Fri Jul 28 03:15 PM -- 04:30 PM (PDT) @
Event URL: https://openreview.net/forum?id=TBWhdZUOwO »
When humans cooperate, they frequently coordinate their activity through both verbal communication and non-verbal actions, using this information to infer a shared goal and plan. How can we model this inferential ability? In this paper, we introduce a model of a cooperative team where one agent, the principal, may communicate natural language instructions about their shared plan to another agent, the assistant, using GPT-3 as a likelihood function for instruction utterances.
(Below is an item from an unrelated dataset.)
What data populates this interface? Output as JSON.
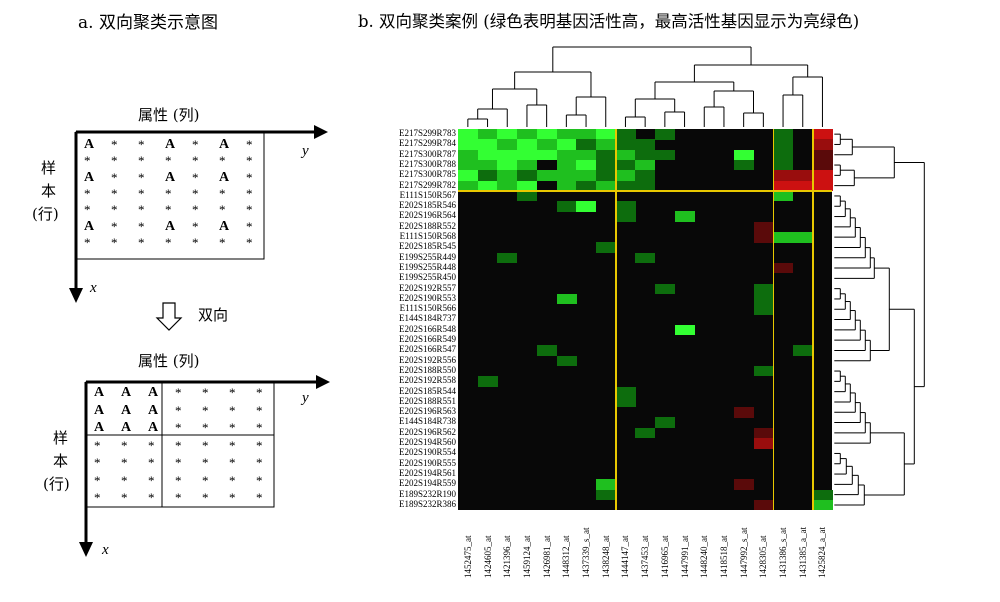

We then show how a third person observer can infer the team's goal via multi-modal Bayesian inverse planning from actions and instructions, computing the posterior distribution over goals under the assumption that agents will act and communicate rationally to achieve them. We evaluate this approach by comparing it with human goal inferences in a multi-agent gridworld, finding that our model's inferences closely correlate with human judgments $(R = 0.96)$. When compared to inference from actions alone, we also find that instructions lead to more rapid and less uncertain goal inference, highlighting the importance of verbal communication for cooperative agents.

Author Information

Lance Ying (School of Engineering and Applied Sciences, Harvard University)
Tan Zhi-Xuan (Massachusetts Institute of Technology)
Vikash Mansinghka (Massachusetts Institute of Technology)
Josh Tenenbaum (MIT)

Joshua Brett Tenenbaum is Professor of Cognitive Science and Computation at the Massachusetts Institute of Technology. He is known for contributions to mathematical psychology and Bayesian cognitive science. He previously taught at Stanford University, where he was the Wasow Visiting Fellow from October 2010 to January 2011. Tenenbaum received his undergraduate degree in physics from Yale University in 1993, and his Ph.D. from MIT in 1999. His work primarily focuses on analyzing probabilistic inference as the engine of human cognition and as a means to develop machine learning.